Have we learnt everything we need, to get to top 1% in Kaggle for computer vision?

In Deep Learning, Part-1 we have learnt CNN’s which have proved to be extremely reliable and flexible for most of the computer vision problems. We have also learnt quite a few techniques and tricks to train, build better and faster models (different learning rate optimization techniques, data augmentation, ensemble, bolz, pseudo-labels, etc). Are these mostly sufficient to get to top 1% is most of the Kaggle competitions on computer vision? If not, what else is remaining? It would be great if we could list some of the other neural network architectures and techniques that will not be covered in this course along with links to the corresponding resources. Once we have a good list, I will go ahead and create a wiki page to list some of these techniques.
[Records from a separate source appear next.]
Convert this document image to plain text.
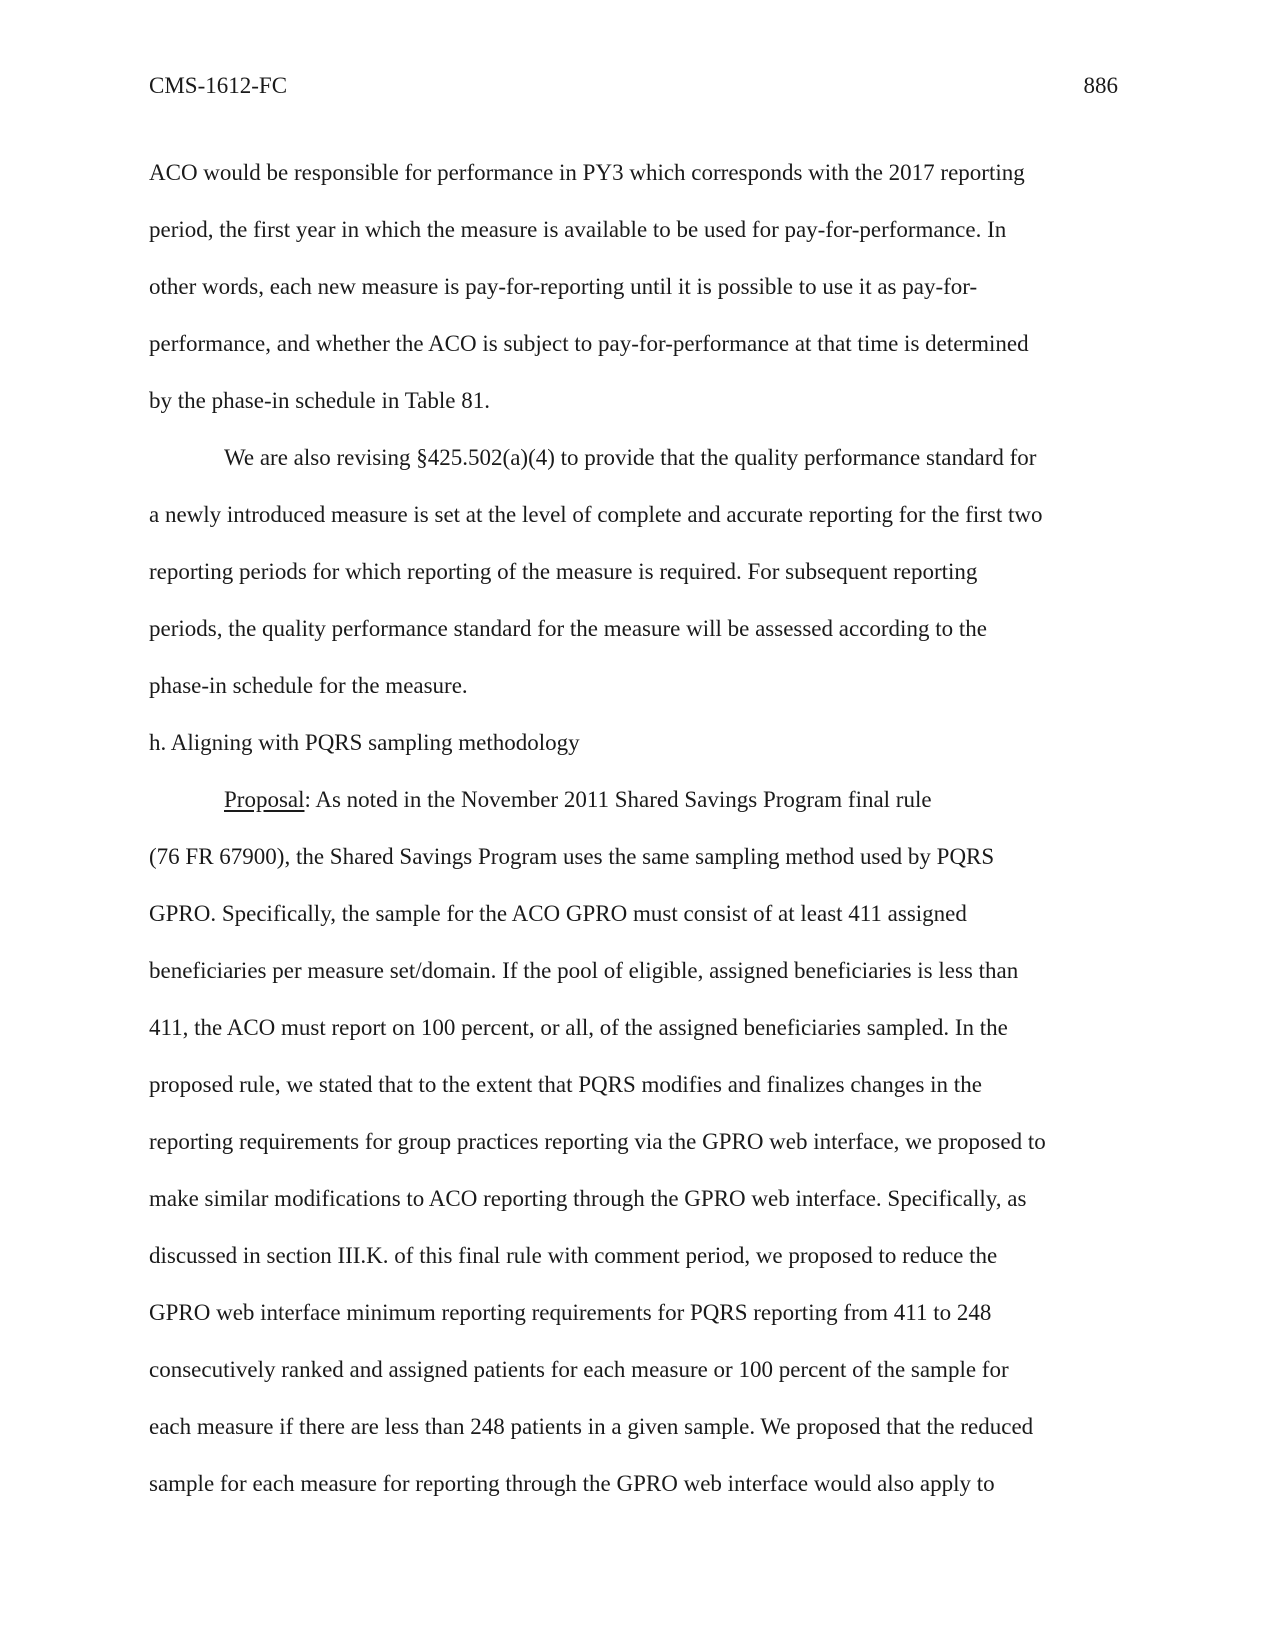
CMS-1612-FC	886
ACO would be responsible for performance in PY3 which corresponds with the 2017 reporting
period, the first year in which the measure is available to be used for pay-for-performance. In
other words, each new measure is pay-for-reporting until it is possible to use it as pay-for-
performance, and whether the ACO is subject to pay-for-performance at that time is determined
by the phase-in schedule in Table 81.
We are also revising §425.502(a)(4) to provide that the quality performance standard for
a newly introduced measure is set at the level of complete and accurate reporting for the first two
reporting periods for which reporting of the measure is required. For subsequent reporting
periods, the quality performance standard for the measure will be assessed according to the
phase-in schedule for the measure.
h. Aligning with PQRS sampling methodology
Proposal: As noted in the November 2011 Shared Savings Program final rule
(76 FR 67900), the Shared Savings Program uses the same sampling method used by PQRS
GPRO. Specifically, the sample for the ACO GPRO must consist of at least 411 assigned
beneficiaries per measure set/domain. If the pool of eligible, assigned beneficiaries is less than
411, the ACO must report on 100 percent, or all, of the assigned beneficiaries sampled. In the
proposed rule, we stated that to the extent that PQRS modifies and finalizes changes in the
reporting requirements for group practices reporting via the GPRO web interface, we proposed to
make similar modifications to ACO reporting through the GPRO web interface. Specifically, as
discussed in section III.K. of this final rule with comment period, we proposed to reduce the
GPRO web interface minimum reporting requirements for PQRS reporting from 411 to 248
consecutively ranked and assigned patients for each measure or 100 percent of the sample for
each measure if there are less than 248 patients in a given sample. We proposed that the reduced
sample for each measure for reporting through the GPRO web interface would also apply to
Hopefully we will keep the wiki page updated with emerging techniques :slight_smile:

1 Like

Did you see this one?

Linked from the Lesson 4 wiki page.

That link from @chris is the best resource for getting great computer vision results that I’m aware of. In short, the answer is ‘yes’, you can get top 1% on at least some CV competitions. The main missing thing that we’ll be covering in this course is the resnet architecture. We haven’t covered it yet since it’s not clear whether it is very effective for transfer learning or not.

We’ll be covering in next year’s course the things necessary to go beyond just classification to stuff like:

  • Captioning (Combined CNN/RNN encoder/decoder models)
  • Localization (e.g. U-net architecture)
  • Clustering (e.g. siamese and triplet architectures)

Next year we’ll also look at attentional models - plus of course all the stuff that is going to be invented between now and then!